Ministers who used their own email for work must come clean: Kelly
MINISTERS should reveal if they have used private email addresses for Government business, Labour TD Alan Kelly has said.
Mr Kelly was commenting on the embarrassing discovery of dozens of emails – which the Department of Justice had repeated claimed did not exist – between Frances Fitzgerald and Terry Prone’s PR firm.
The correspondence came to light when the information commissioner reviewed a Freedom of Information request by transparency group Right To Know.
‘Assure public there is no secret cache’
Mr Kelly said he was ‘gravely concerned about the implications of this for key investigations into areas such as the Charleton Tribunal and the CervicalCheck scandals’.
‘How many emails are flying around between ministers, civil servants and their advisers that we know nothing of?’ he asked.
Mr Kelly is now calling on Leo Varadkar to ensure his ministers ‘disclose whether or not they use private emails for public business’.
He said: ‘The Taoiseach and his ministers should release any such emails on request and ensure that such emails are in future covered by Freedom of Information requests.’
The Labour TD said, in the wake of the CervicalCheck scandal, the email account of the Health Minister should be scrutinised. ‘Simon Harris must assure the public immediately there was no secret cache of emails,’ he said.
Mr Kelly also expressed concern over Charlie Flanagan’s response to his queries earlier this year on the use of private emails. The Justice Minister had assured Mr Kelly that ‘access for all staff of my department to web-based emails is restricted by security infrastructure’.

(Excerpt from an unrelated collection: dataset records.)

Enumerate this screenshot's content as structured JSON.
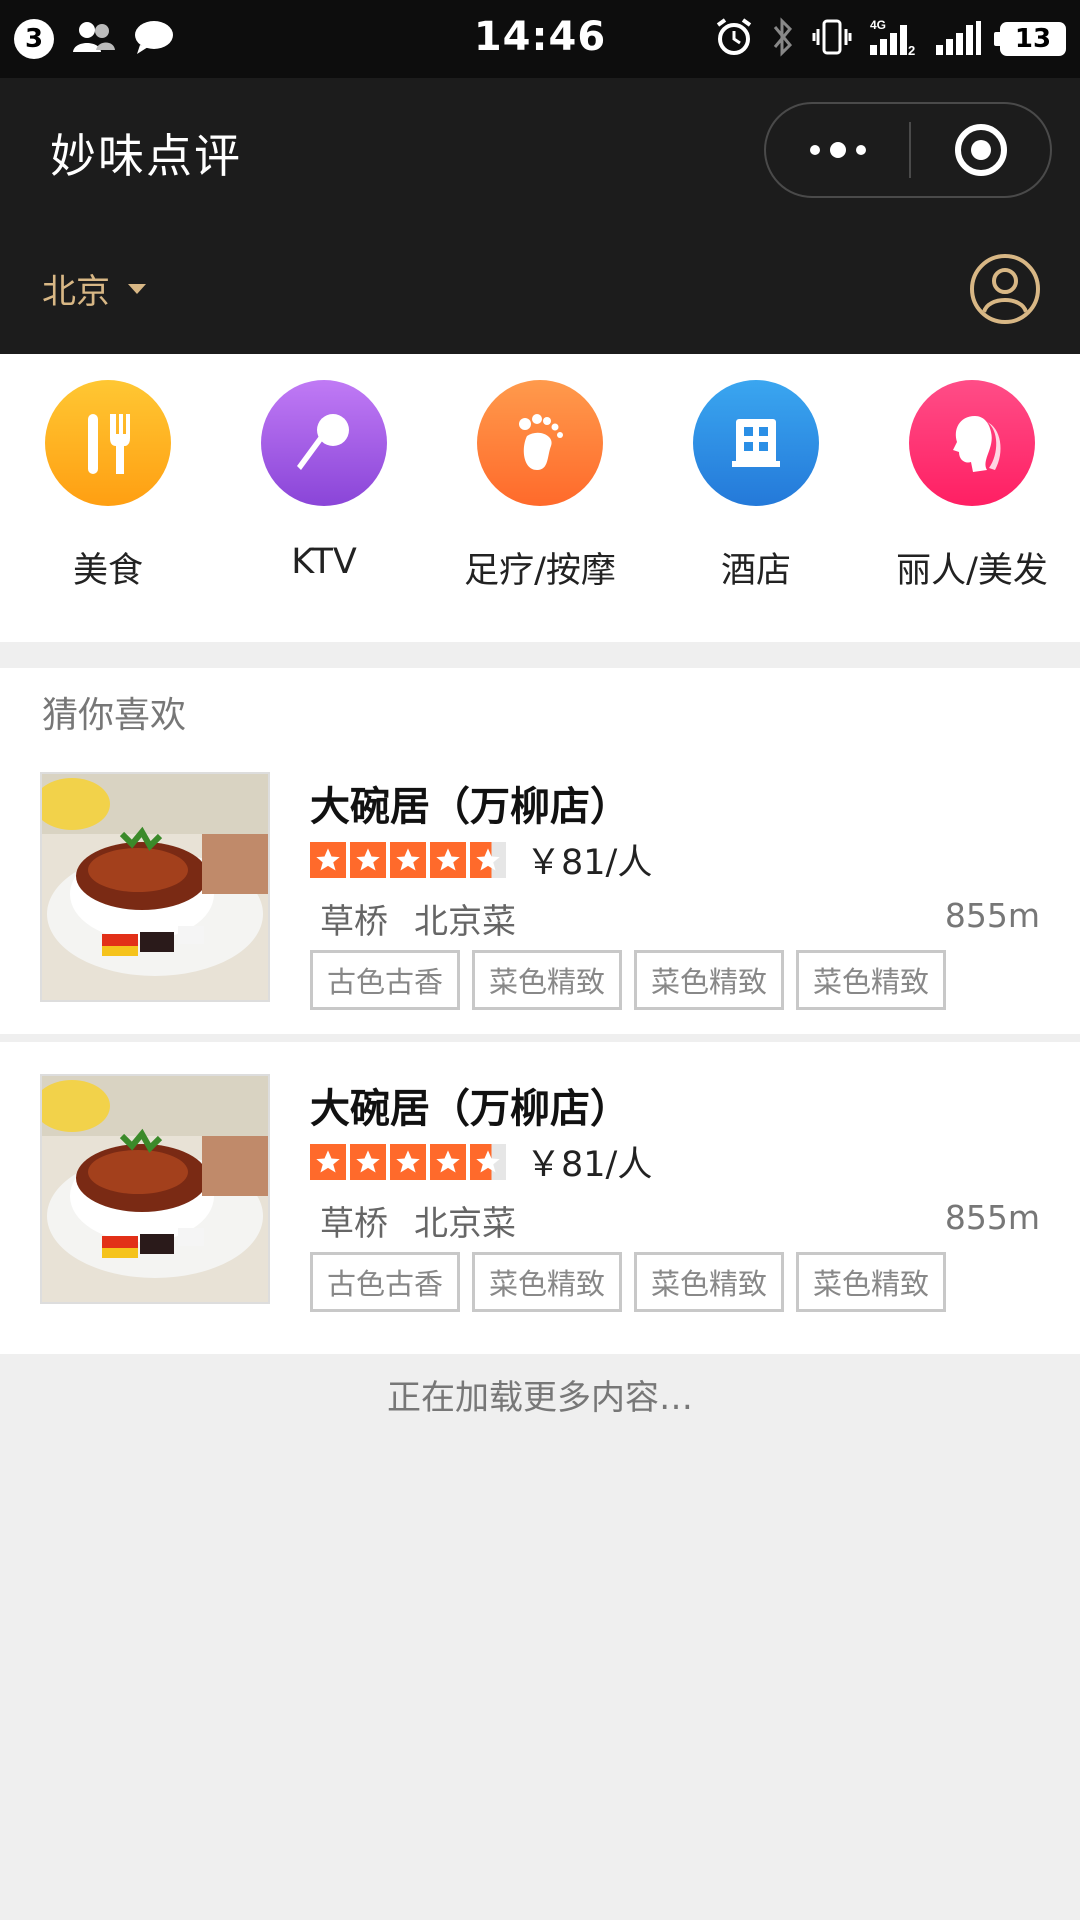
{
  "status_bar": {
    "notification_count": "3",
    "time": "14:46",
    "network": "4G",
    "sim2": "2",
    "battery": "13"
  },
  "header": {
    "title": "妙味点评",
    "city": "北京"
  },
  "categories": [
    {
      "label": "美食",
      "icon": "fork-knife-icon",
      "color": "#ffb31f"
    },
    {
      "label": "KTV",
      "icon": "microphone-icon",
      "color": "#a35be6"
    },
    {
      "label": "足疗/按摩",
      "icon": "footprint-icon",
      "color": "#ff7f3a"
    },
    {
      "label": "酒店",
      "icon": "building-icon",
      "color": "#2b8fe6"
    },
    {
      "label": "丽人/美发",
      "icon": "woman-profile-icon",
      "color": "#ff2f74"
    }
  ],
  "recommend": {
    "title": "猜你喜欢",
    "items": [
      {
        "name": "大碗居（万柳店）",
        "rating": 4.5,
        "price": "￥81/人",
        "area": "草桥",
        "cuisine": "北京菜",
        "distance": "855m",
        "tags": [
          "古色古香",
          "菜色精致",
          "菜色精致",
          "菜色精致"
        ]
      },
      {
        "name": "大碗居（万柳店）",
        "rating": 4.5,
        "price": "￥81/人",
        "area": "草桥",
        "cuisine": "北京菜",
        "distance": "855m",
        "tags": [
          "古色古香",
          "菜色精致",
          "菜色精致",
          "菜色精致"
        ]
      }
    ]
  },
  "loading_text": "正在加载更多内容…",
  "colors": {
    "header_bg": "#1c1c1c",
    "accent_gold": "#d8b785",
    "star_orange": "#ff6a2b"
  }
}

‘Like most people, officials in the department would have personal email accounts and may occasionally use personal email accounts for workrelated business – this would be rare and born of necessity, for example where ICT systems are inaccessible.
‘All work-related communications, including non-official email accounts, remain subject to relevant regulatory and legislative requirements such as FoI, archives and data protection,’ he said.
However, in light of the revelations, Mr Kelly said this ‘answer does not stand up so well’.
‘Either the minister didn’t know or didn’t want to know about Frances’s cache,’ he said. Mr Kelly said the former minister has serious questions to answer, asking: ‘How do you forget 68 emails?’
The embarrassing records came to light on Friday after journalist Ken Foxe of Right To Know revealed that he had made an FoI request to the department, seeking details of emails between the then justice minister or her private office and Ms Prone or her Communications Clinic firm.
After initially being told no such records existed, Mr Foxe was refused an internal review of the decision before he appealed to the information commissioner Peter Tyndall.
The existence of further correspondence is possible given Mrs Fitzgerald’s personal emails were not included in the search because the department felt it would be inappropriate.
This has been overruled by Mr Tyndall, who directed the department to ask Mrs Fitzgerald if she holds any relevant records on her personal [email].